Stuart Semmel's picture
Senior Lecturer, History & Humanities
35 Broadway, Rm 204
(203) 432-6675

Fields of interest

Europe: British politics, culture & thought since 1760; Popular culture, politics & political social thought; European cultural & intellectual history

Bio

Stuart Semmel teaches British history since the eighteenth century, giving particular attention to political, cultural, and intellectual history.  He received his A.B. and Ph.D. from Harvard University.  His book Napoleon and the British (Yale, 2004), shortlisted for the Longman/History Today Book of the Year prize, considers how Napoleon Bonaparte was used in British political argument and political culture.  He has published articles on subjects including tourism and radical politics.  His current book project examines an early nineteenth-century British woman’s career as a freelance propagandist.

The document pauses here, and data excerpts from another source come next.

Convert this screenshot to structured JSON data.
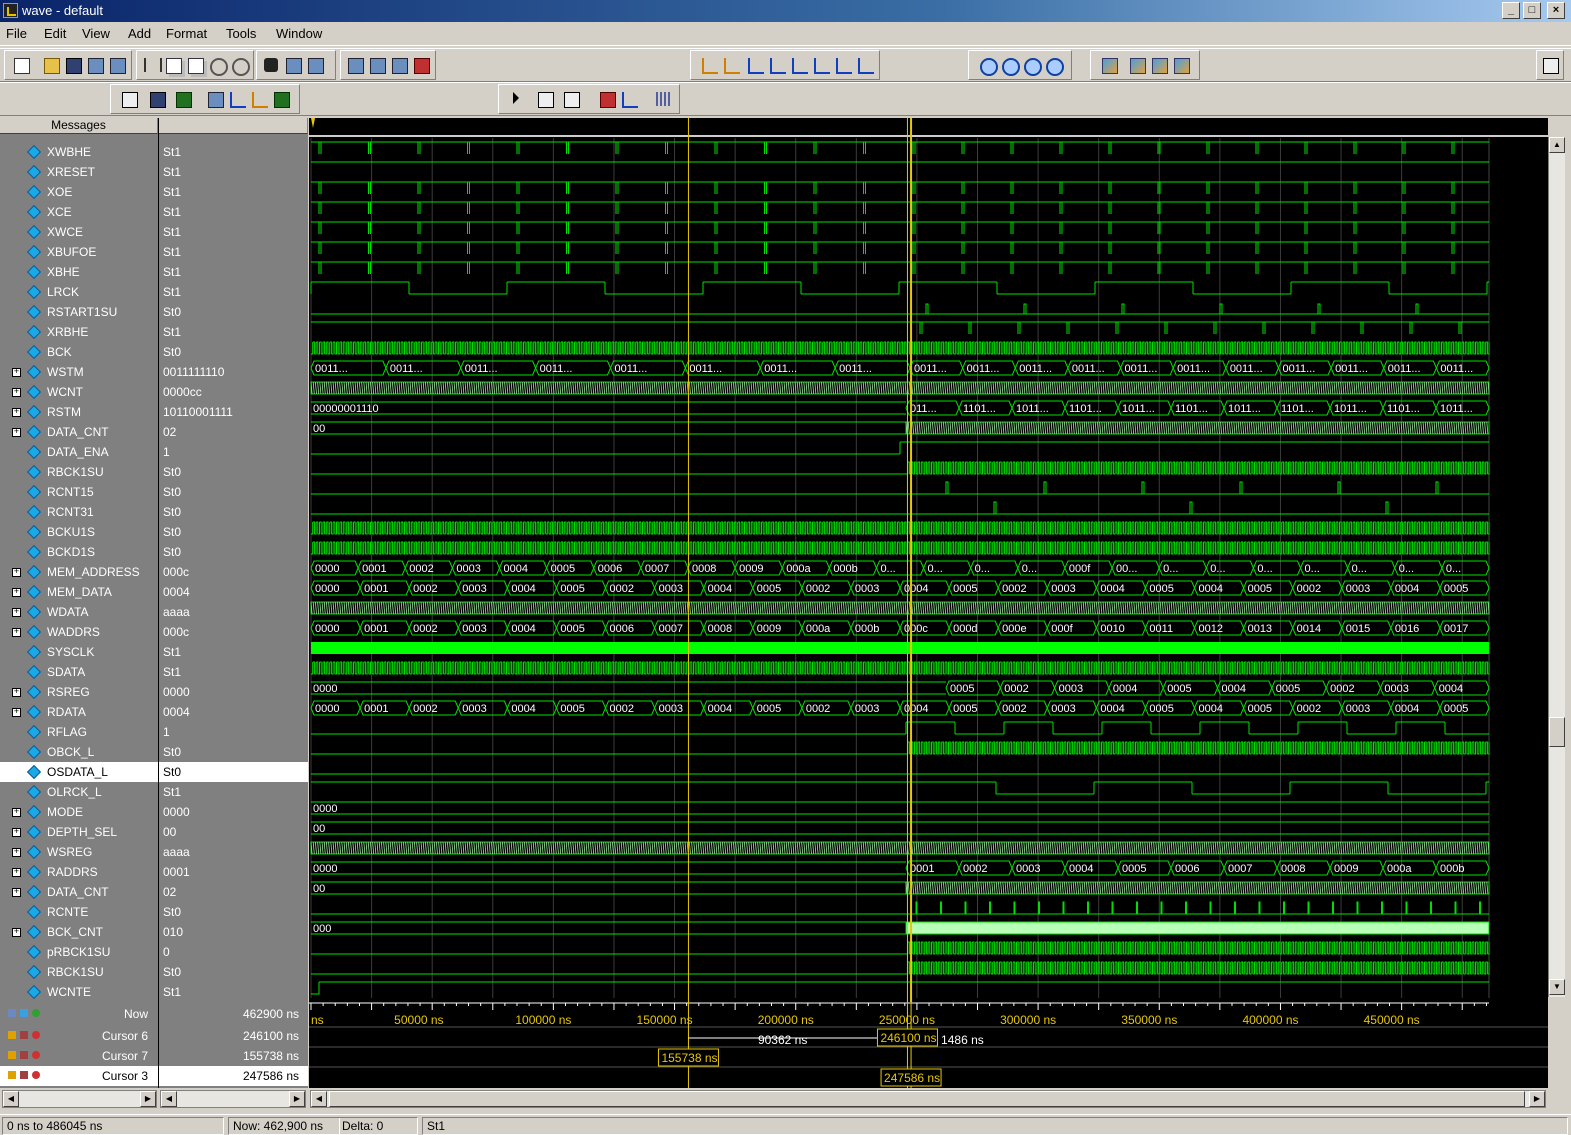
{
  "window": {
    "title": "wave - default",
    "buttons": [
      "_",
      "□",
      "×"
    ]
  },
  "menu": [
    {
      "label": "File",
      "key": "F"
    },
    {
      "label": "Edit",
      "key": "E"
    },
    {
      "label": "View",
      "key": "V"
    },
    {
      "label": "Add",
      "key": "A"
    },
    {
      "label": "Format",
      "key": "o"
    },
    {
      "label": "Tools",
      "key": "T"
    },
    {
      "label": "Window",
      "key": "W"
    }
  ],
  "panes": {
    "messages_header": "Messages"
  },
  "signals": [
    {
      "name": "XWBHE",
      "value": "St1",
      "bus": false
    },
    {
      "name": "XRESET",
      "value": "St1",
      "bus": false
    },
    {
      "name": "XOE",
      "value": "St1",
      "bus": false
    },
    {
      "name": "XCE",
      "value": "St1",
      "bus": false
    },
    {
      "name": "XWCE",
      "value": "St1",
      "bus": false
    },
    {
      "name": "XBUFOE",
      "value": "St1",
      "bus": false
    },
    {
      "name": "XBHE",
      "value": "St1",
      "bus": false
    },
    {
      "name": "LRCK",
      "value": "St1",
      "bus": false
    },
    {
      "name": "RSTART1SU",
      "value": "St0",
      "bus": false
    },
    {
      "name": "XRBHE",
      "value": "St1",
      "bus": false
    },
    {
      "name": "BCK",
      "value": "St0",
      "bus": false
    },
    {
      "name": "WSTM",
      "value": "0011111110",
      "bus": true
    },
    {
      "name": "WCNT",
      "value": "0000cc",
      "bus": true
    },
    {
      "name": "RSTM",
      "value": "10110001111",
      "bus": true
    },
    {
      "name": "DATA_CNT",
      "value": "02",
      "bus": true
    },
    {
      "name": "DATA_ENA",
      "value": "1",
      "bus": false
    },
    {
      "name": "RBCK1SU",
      "value": "St0",
      "bus": false
    },
    {
      "name": "RCNT15",
      "value": "St0",
      "bus": false
    },
    {
      "name": "RCNT31",
      "value": "St0",
      "bus": false
    },
    {
      "name": "BCKU1S",
      "value": "St0",
      "bus": false
    },
    {
      "name": "BCKD1S",
      "value": "St0",
      "bus": false
    },
    {
      "name": "MEM_ADDRESS",
      "value": "000c",
      "bus": true
    },
    {
      "name": "MEM_DATA",
      "value": "0004",
      "bus": true
    },
    {
      "name": "WDATA",
      "value": "aaaa",
      "bus": true
    },
    {
      "name": "WADDRS",
      "value": "000c",
      "bus": true
    },
    {
      "name": "SYSCLK",
      "value": "St1",
      "bus": false
    },
    {
      "name": "SDATA",
      "value": "St1",
      "bus": false
    },
    {
      "name": "RSREG",
      "value": "0000",
      "bus": true
    },
    {
      "name": "RDATA",
      "value": "0004",
      "bus": true
    },
    {
      "name": "RFLAG",
      "value": "1",
      "bus": false
    },
    {
      "name": "OBCK_L",
      "value": "St0",
      "bus": false
    },
    {
      "name": "OSDATA_L",
      "value": "St0",
      "bus": false,
      "selected": true
    },
    {
      "name": "OLRCK_L",
      "value": "St1",
      "bus": false
    },
    {
      "name": "MODE",
      "value": "0000",
      "bus": true
    },
    {
      "name": "DEPTH_SEL",
      "value": "00",
      "bus": true
    },
    {
      "name": "WSREG",
      "value": "aaaa",
      "bus": true
    },
    {
      "name": "RADDRS",
      "value": "0001",
      "bus": true
    },
    {
      "name": "DATA_CNT",
      "value": "02",
      "bus": true
    },
    {
      "name": "RCNTE",
      "value": "St0",
      "bus": false
    },
    {
      "name": "BCK_CNT",
      "value": "010",
      "bus": true
    },
    {
      "name": "pRBCK1SU",
      "value": "0",
      "bus": false
    },
    {
      "name": "RBCK1SU",
      "value": "St0",
      "bus": false
    },
    {
      "name": "WCNTE",
      "value": "St1",
      "bus": false
    }
  ],
  "bus_labels": {
    "WSTM_pre": [
      "0011...",
      "0011...",
      "0011...",
      "0011...",
      "0011...",
      "0011...",
      "0011...",
      "0011..."
    ],
    "WSTM_post": [
      "0011...",
      "0011...",
      "0011...",
      "0011...",
      "0011...",
      "0011...",
      "0011...",
      "0011...",
      "0011...",
      "0011...",
      "0011...",
      "0011...",
      "0011...",
      "0011...",
      "0011...",
      "0011..."
    ],
    "RSTM_first": "00000001110",
    "RSTM_post": [
      "011...",
      "1101...",
      "1011...",
      "1101...",
      "1011...",
      "1101...",
      "1011...",
      "1101...",
      "1011...",
      "1101...",
      "1011..."
    ],
    "DATA_CNT_first": "00",
    "MEM_ADDRESS": [
      "0000",
      "0001",
      "0002",
      "0003",
      "0004",
      "0005",
      "0006",
      "0007",
      "0008",
      "0009",
      "000a",
      "000b",
      "0...",
      "0...",
      "0...",
      "0...",
      "000f",
      "00...",
      "0...",
      "0...",
      "0...",
      "0...",
      "0...",
      "0...",
      "0..."
    ],
    "MEM_DATA": [
      "0000",
      "0001",
      "0002",
      "0003",
      "0004",
      "0005",
      "0002",
      "0003",
      "0004",
      "0005",
      "0002",
      "0003",
      "0004",
      "0005",
      "0002",
      "0003",
      "0004",
      "0005",
      "0004",
      "0005",
      "0002",
      "0003",
      "0004",
      "0005"
    ],
    "WADDRS": [
      "0000",
      "0001",
      "0002",
      "0003",
      "0004",
      "0005",
      "0006",
      "0007",
      "0008",
      "0009",
      "000a",
      "000b",
      "000c",
      "000d",
      "000e",
      "000f",
      "0010",
      "0011",
      "0012",
      "0013",
      "0014",
      "0015",
      "0016",
      "0017"
    ],
    "RSREG_first": "0000",
    "RSREG_post": [
      "0005",
      "0002",
      "0003",
      "0004",
      "0005",
      "0004",
      "0005",
      "0002",
      "0003",
      "0004"
    ],
    "RDATA": [
      "0000",
      "0001",
      "0002",
      "0003",
      "0004",
      "0005",
      "0002",
      "0003",
      "0004",
      "0005",
      "0002",
      "0003",
      "0004",
      "0005",
      "0002",
      "0003",
      "0004",
      "0005",
      "0004",
      "0005",
      "0002",
      "0003",
      "0004",
      "0005"
    ],
    "MODE_first": "0000",
    "DEPTH_SEL_first": "00",
    "RADDRS_first": "0000",
    "RADDRS_post": [
      "0001",
      "0002",
      "0003",
      "0004",
      "0005",
      "0006",
      "0007",
      "0008",
      "0009",
      "000a",
      "000b"
    ],
    "DATA_CNT2_first": "00",
    "BCK_CNT_first": "000"
  },
  "timeline": {
    "ticks": [
      "ns",
      "50000 ns",
      "100000 ns",
      "150000 ns",
      "200000 ns",
      "250000 ns",
      "300000 ns",
      "350000 ns",
      "400000 ns",
      "450000 ns"
    ],
    "tick_values_ns": [
      0,
      50000,
      100000,
      150000,
      200000,
      250000,
      300000,
      350000,
      400000,
      450000
    ],
    "view_start_ns": 0,
    "view_end_ns": 486045,
    "delta_a": "90362 ns",
    "delta_b": "1486 ns"
  },
  "cursors": [
    {
      "label": "Now",
      "value": "462900 ns",
      "tag": "",
      "time_ns": 462900
    },
    {
      "label": "Cursor 6",
      "value": "246100 ns",
      "tag": "246100 ns",
      "time_ns": 246100
    },
    {
      "label": "Cursor 7",
      "value": "155738 ns",
      "tag": "155738 ns",
      "time_ns": 155738
    },
    {
      "label": "Cursor 3",
      "value": "247586 ns",
      "tag": "247586 ns",
      "time_ns": 247586,
      "selected": true
    }
  ],
  "status": {
    "range": "0 ns to 486045 ns",
    "now": "Now: 462,900 ns",
    "delta": "Delta: 0",
    "value": "St1"
  },
  "colors": {
    "wave": "#00e000",
    "bus_fill": "#b8ffb8",
    "cursor": "#e8c800",
    "grid": "#3c3c3c",
    "signal_icon": "#19a8e8"
  }
}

Before coming to Yale, Semmel was an Associate Professor at the University of Delaware. He has also taught at Harvard, Penn, and American University, and has been a fellow at the National Humanities Center and the Penn Humanities Forum. His courses include “Nineteenth-Century Britain,” “Britain’s Empire,” “Britain Under George III,” “British Identity since 1800,” “Filming the Past,” and “Nineteenth-Century Historical Narratives” (with Stefanie Markovits). He also teaches in Directed Studies (History and Politics). In spring 2015, he will teach at Yale-NUS.